Project Progress 100%

About this project

Spam Comments Detection – Machine Learning Project

Author: Leon Motaung

Technologies Used: Python, Pandas, NumPy, Scikit-learn, CountVectorizer, Naive Bayes, Random Forest

Objective

The objective of this project is to automatically classify YouTube comments as spam or not spam using machine learning techniques. Spam comments often contain promotional links or misleading content intended to redirect users. This system assists content creators and platforms in reducing spam and improving user experience.

Problem Overview

Spam comments detection is a text classification problem in machine learning. Social media platforms such as YouTube rely on automated systems to filter spam comments at scale.

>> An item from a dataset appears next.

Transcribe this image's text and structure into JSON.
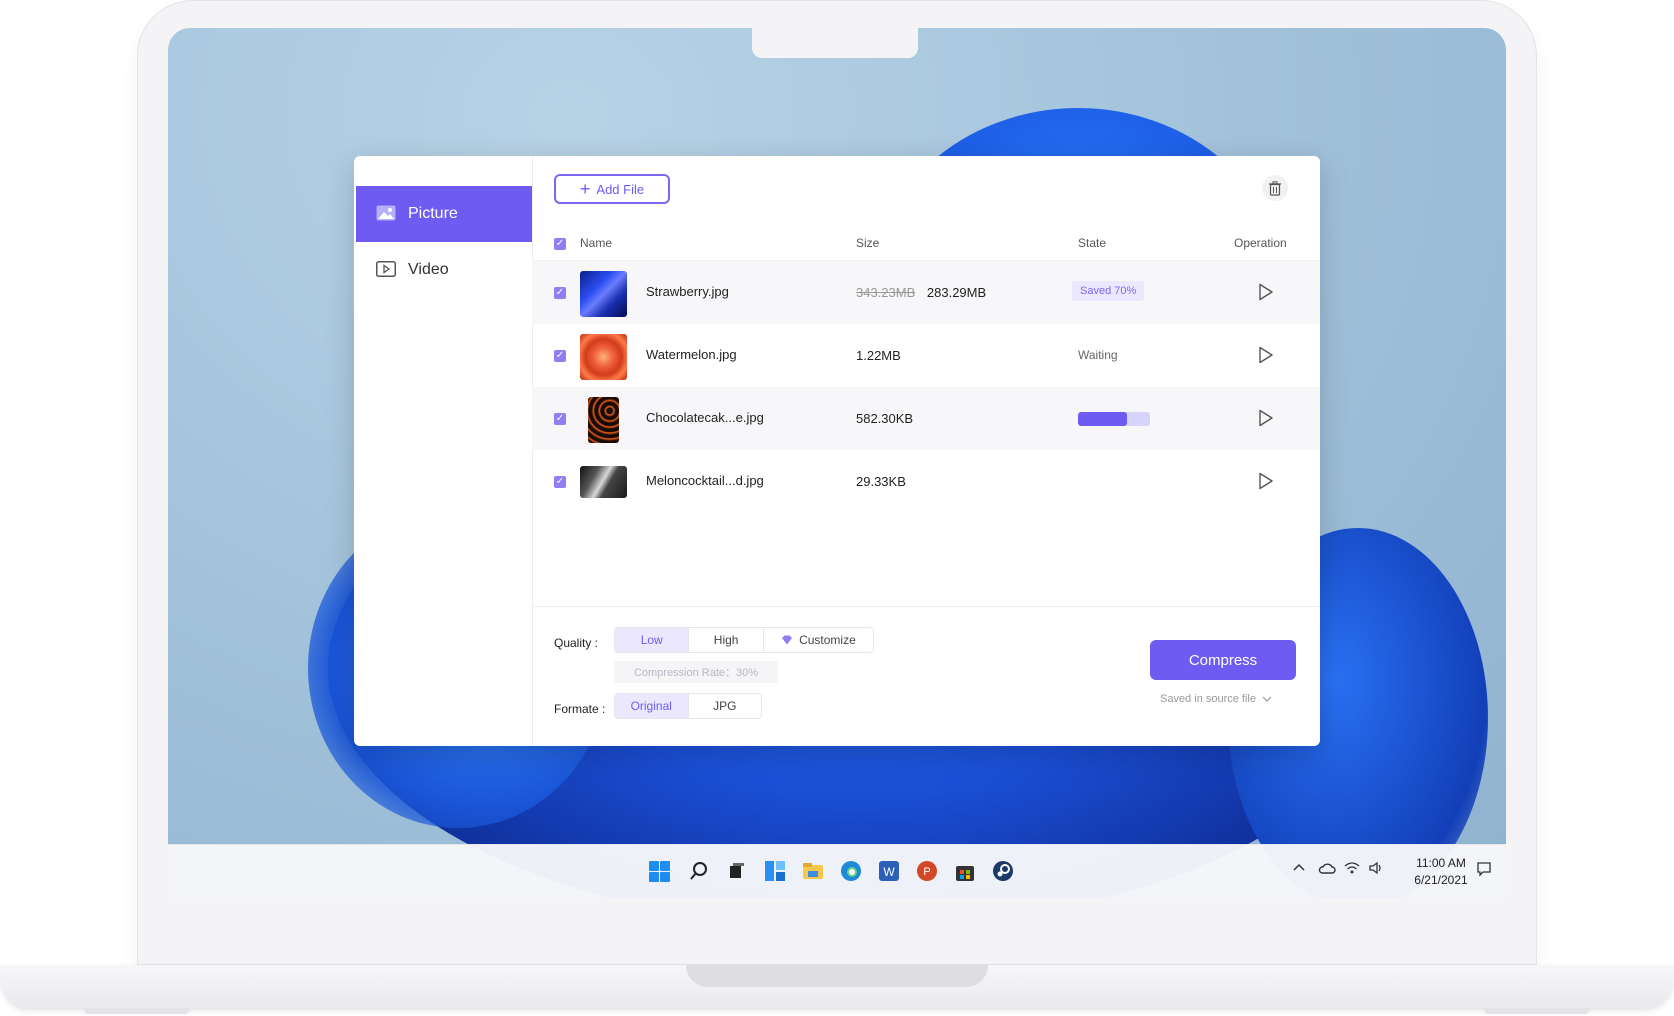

To address this problem, labeled data containing both spam and non-spam comments is required. A publicly available YouTube spam comments dataset from Kaggle was used to train and evaluate the model.

Methodology

Created a Python virtual environment.
Installed the required Python libraries.
Loaded and explored the YouTube spam comments dataset.
Mapped numeric class labels to descriptive categories.
Converted text comments into numerical feature vectors using Bag of Words.
Split the dataset into training and testing sets.
Trained multiple classifiers and combined them using ensemble learning.

Machine Learning Approach

Text data was transformed using the CountVectorizer technique, which converts text into numerical word-frequency vectors. Two classification models were trained:

Bernoulli Naive Bayes, suitable for binary text features.
Random Forest Classifier, which captures complex patterns and reduces overfitting.

These models were combined using a Voting Classifier, where the final prediction is determined by majority voting.

Model Training and Evaluation

The dataset was split into 80% training data and 20% testing data. Model performance was evaluated using accuracy on unseen test samples.

Ensemble Model Accuracy: (dataset dependent)

Model Testing

Spam Comment Example:

"Check this out: https://amanxai.com/"
Prediction: Spam Comment

Non-Spam Comment Example:

"Lack of information!"
Prediction: Not Spam

Key Learnings

Text data preprocessing and vectorization techniques.
Application of ensemble learning for text classification.
Performance comparison between Naive Bayes and Random Forest models.
Evaluation of machine learning models using test data.

Insights

Text Requires Numerical Representation

Machine learning models require numerical input, making text vectorization a critical step in natural language processing tasks.

Ensemble Models Improve Stability

Combining multiple classifiers results in more stable and reliable predictions compared to using a single model.

Traditional Models Remain Effective

Classical machine learning models can achieve strong performance in text classification tasks without the need for deep learning.

Project Structure

data/ – YouTube spam comments dataset
scripts/ – Python scripts for training and evaluation
models/ – Trained machine learning models
README.md – Project documentation

This project demonstrates the application of machine learning techniques to a real-world text classification problem using social media data.